Title VII of the Civil Rights Act of 1964 bans discrimination in hiring, dismissing, paying, promoting, or training employees on the basis of race, colour, sex, religion, or national origin. Each of the following actions could be considered a violation of the Act: Back money may be recovered, as well as an injunction prohibiting the employer from engaging in further illegal behaviour and/or hefty fines.Do you want to learn more? Visit Walker Law, PC. – San Diego Employment Law
A bona genuine seniority or merit system, an occupational qualification, or a professionally created ability test are all available defences under the Act. Enjoining the employer from engaging in criminal action or behaviour is one example of a violation of this legislation.
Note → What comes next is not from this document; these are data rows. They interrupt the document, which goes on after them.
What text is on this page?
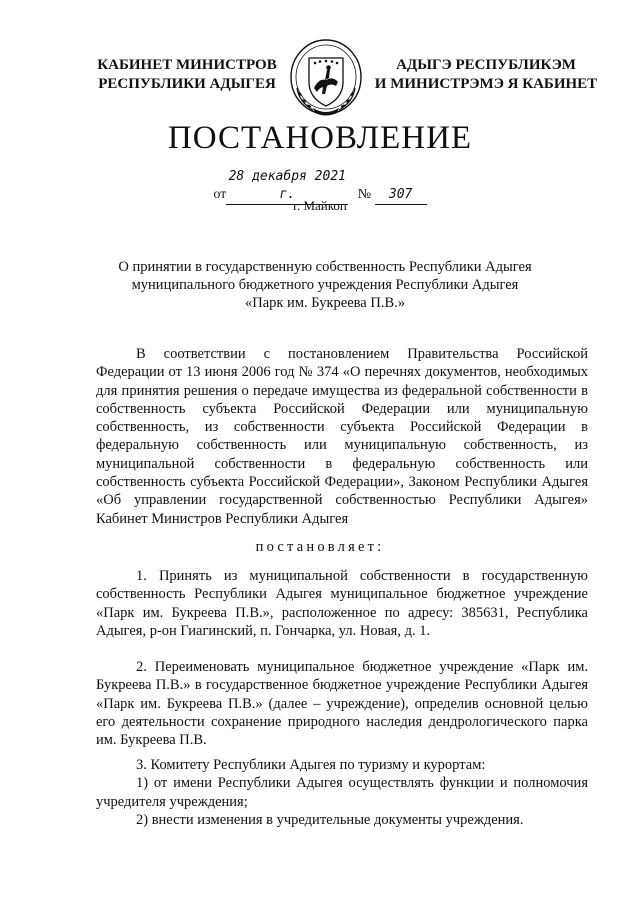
КАБИНЕТ МИНИСТРОВ
РЕСПУБЛИКИ АДЫГЕЯ
АДЫГЭ РЕСПУБЛИКЭМ
И МИНИСТРЭМЭ Я КАБИНЕТ
ПОСТАНОВЛЕНИЕ
от28 декабря 2021 г.	№ 307
г. Майкоп
О принятии в государственную собственность Республики Адыгея
муниципального бюджетного учреждения Республики Адыгея
«Парк им. Букреева П.В.»

В соответствии с постановлением Правительства Российской Федерации от 13 июня 2006 год № 374 «О перечнях документов, необходимых для принятия решения о передаче имущества из федеральной собственности в собственность субъекта Российской Федерации или муниципальную собственность, из собственности субъекта Российской Федерации в федеральную собственность или муниципальную собственность, из муниципальной собственности в федеральную собственность или собственность субъекта Российской Федерации», Законом Республики Адыгея «Об управлении государственной собственностью Республики Адыгея» Кабинет Министров Республики Адыгея

постановляет:

1. Принять из муниципальной собственности в государственную собственность Республики Адыгея муниципальное бюджетное учреждение «Парк им. Букреева П.В.», расположенное по адресу: 385631, Республика Адыгея, р-он Гиагинский, п. Гончарка, ул. Новая, д. 1.

2. Переименовать муниципальное бюджетное учреждение «Парк им. Букреева П.В.» в государственное бюджетное учреждение Республики Адыгея «Парк им. Букреева П.В.» (далее – учреждение), определив основной целью его деятельности сохранение природного наследия дендрологического парка им. Букреева П.В.

3. Комитету Республики Адыгея по туризму и курортам:

1) от имени Республики Адыгея осуществлять функции и полномочия учредителя учреждения;

2) внести изменения в учредительные документы учреждения.
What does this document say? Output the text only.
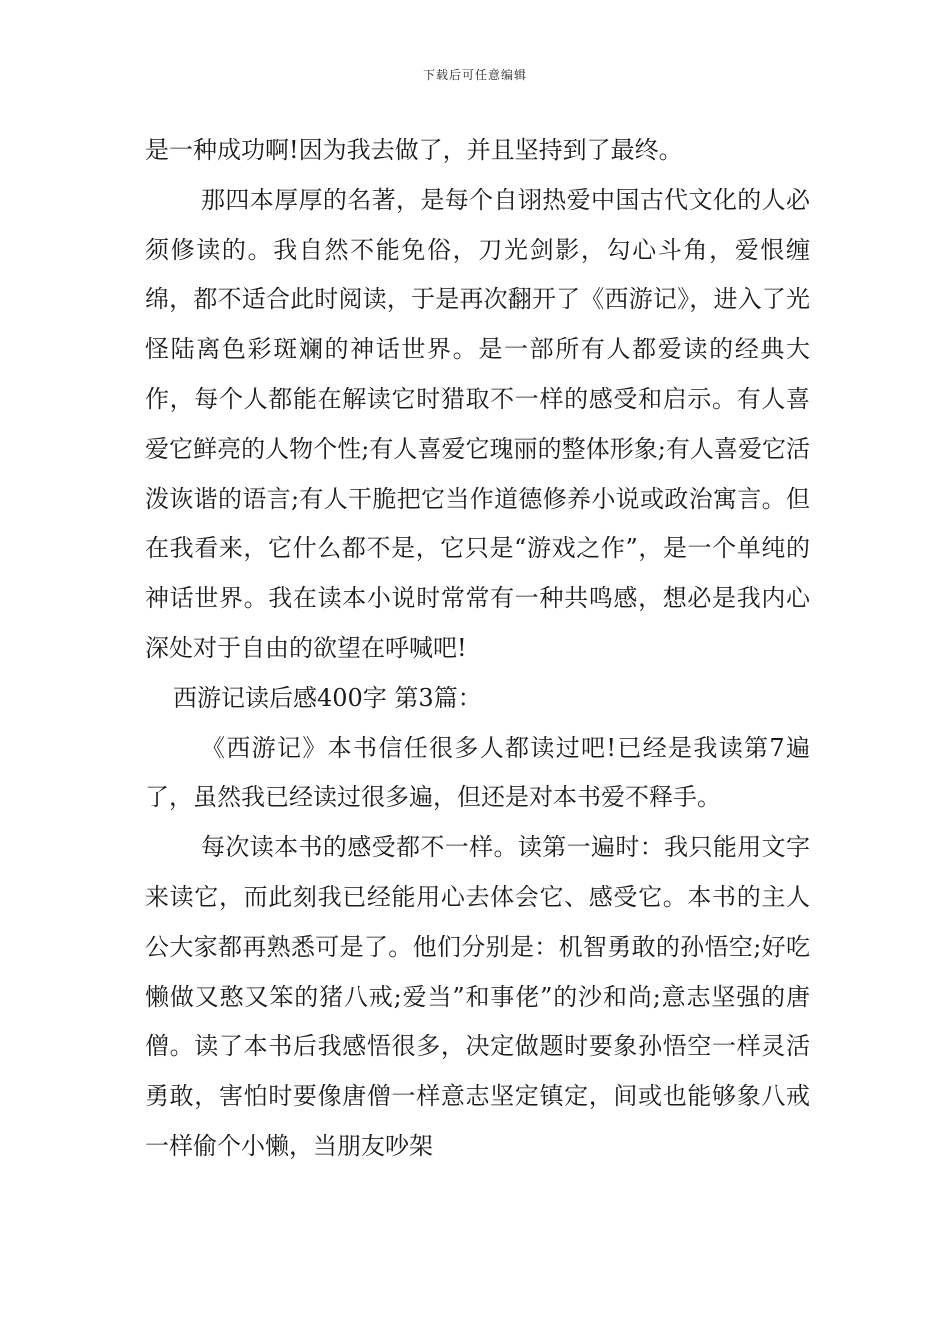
下载后可任意编辑

是一种成功啊!因为我去做了，并且坚持到了最终。

那四本厚厚的名著，是每个自诩热爱中国古代文化的人必须修读的。我自然不能免俗，刀光剑影，勾心斗角，爱恨缠绵，都不适合此时阅读，于是再次翻开了《西游记》，进入了光怪陆离色彩斑斓的神话世界。是一部所有人都爱读的经典大作，每个人都能在解读它时猎取不一样的感受和启示。有人喜爱它鲜亮的人物个性;有人喜爱它瑰丽的整体形象;有人喜爱它活泼诙谐的语言;有人干脆把它当作道德修养小说或政治寓言。但在我看来，它什么都不是，它只是“游戏之作”，是一个单纯的神话世界。我在读本小说时常常有一种共鸣感，想必是我内心深处对于自由的欲望在呼喊吧!

西游记读后感400字 第3篇：

《西游记》本书信任很多人都读过吧!已经是我读第7遍了，虽然我已经读过很多遍，但还是对本书爱不释手。

每次读本书的感受都不一样。读第一遍时：我只能用文字来读它，而此刻我已经能用心去体会它、感受它。本书的主人公大家都再熟悉可是了。他们分别是：机智勇敢的孙悟空;好吃懒做又憨又笨的猪八戒;爱当”和事佬”的沙和尚;意志坚强的唐僧。读了本书后我感悟很多，决定做题时要象孙悟空一样灵活勇敢，害怕时要像唐僧一样意志坚定镇定，间或也能够象八戒一样偷个小懒，当朋友吵架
Affirmative action and employee reinstatement, as well as back wages, for a period of not more than two years prior to the EEOC allegation being filed.
The 1976 Age Discrimination in Employment Act prohibits employers from discriminating against employees based on their age. This law forbids discrimination on the basis of age in employment, dismissal, and salary. Title VII covers all of these places and ages, but it is most beneficial to people between the ages of 40 and 70. For people between the ages of 40 and 70, the language in this act is significant. The Civil Rights Act of 1964 provides the same defences and remedies.
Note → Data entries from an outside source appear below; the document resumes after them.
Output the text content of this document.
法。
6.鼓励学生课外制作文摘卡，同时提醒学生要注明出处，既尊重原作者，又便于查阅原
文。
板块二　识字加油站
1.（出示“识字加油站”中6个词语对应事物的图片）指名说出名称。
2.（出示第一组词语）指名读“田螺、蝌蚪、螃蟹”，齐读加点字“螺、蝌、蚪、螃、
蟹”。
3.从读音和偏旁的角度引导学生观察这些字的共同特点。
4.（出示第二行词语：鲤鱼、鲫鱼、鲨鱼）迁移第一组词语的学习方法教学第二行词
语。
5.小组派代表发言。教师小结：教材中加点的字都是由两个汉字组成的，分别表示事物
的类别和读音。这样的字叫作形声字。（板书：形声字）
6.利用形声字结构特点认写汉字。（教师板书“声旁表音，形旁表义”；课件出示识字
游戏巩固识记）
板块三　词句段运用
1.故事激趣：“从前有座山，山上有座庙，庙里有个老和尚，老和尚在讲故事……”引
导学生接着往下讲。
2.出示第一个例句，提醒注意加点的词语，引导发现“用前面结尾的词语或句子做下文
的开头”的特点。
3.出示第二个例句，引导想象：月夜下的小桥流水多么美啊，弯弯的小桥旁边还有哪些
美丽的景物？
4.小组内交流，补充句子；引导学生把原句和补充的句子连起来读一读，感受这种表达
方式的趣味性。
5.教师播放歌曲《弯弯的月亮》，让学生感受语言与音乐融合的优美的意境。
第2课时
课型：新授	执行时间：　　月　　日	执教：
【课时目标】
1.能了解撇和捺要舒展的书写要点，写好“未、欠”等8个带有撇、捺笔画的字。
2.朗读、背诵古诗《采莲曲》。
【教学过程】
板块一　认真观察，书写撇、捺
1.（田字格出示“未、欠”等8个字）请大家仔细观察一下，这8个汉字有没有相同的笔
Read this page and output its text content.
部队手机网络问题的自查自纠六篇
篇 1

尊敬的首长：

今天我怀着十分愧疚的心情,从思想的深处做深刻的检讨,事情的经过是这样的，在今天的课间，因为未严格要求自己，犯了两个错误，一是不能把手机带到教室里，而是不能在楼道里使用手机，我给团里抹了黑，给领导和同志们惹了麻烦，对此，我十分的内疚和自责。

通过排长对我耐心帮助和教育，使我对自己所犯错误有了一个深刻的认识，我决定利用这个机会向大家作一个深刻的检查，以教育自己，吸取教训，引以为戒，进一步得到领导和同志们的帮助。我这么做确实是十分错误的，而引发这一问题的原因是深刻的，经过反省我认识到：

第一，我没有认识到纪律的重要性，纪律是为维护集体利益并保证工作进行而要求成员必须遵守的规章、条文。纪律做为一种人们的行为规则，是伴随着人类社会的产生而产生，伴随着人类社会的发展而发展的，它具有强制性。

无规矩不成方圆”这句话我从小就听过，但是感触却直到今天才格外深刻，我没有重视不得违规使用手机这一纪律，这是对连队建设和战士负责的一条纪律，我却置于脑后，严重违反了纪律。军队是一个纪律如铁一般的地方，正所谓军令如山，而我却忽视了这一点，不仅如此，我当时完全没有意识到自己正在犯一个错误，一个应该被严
The Occupational Safety and Health Act was passed by Congress in 1970. This Act provided that every employee worked in a safe and healthy workplace. This Act mandated that OSHA draught standards, conduct inspections, track compliance, and impose and enforce penalties for noncompliance.
Worker’s Compensation: The majority of lawsuits brought by injured employees against their employers are based on the employer’s failure to apply reasonable care for the employee’s safety given the circumstances. In such cases, the employer has a number of well-established defences at his disposal.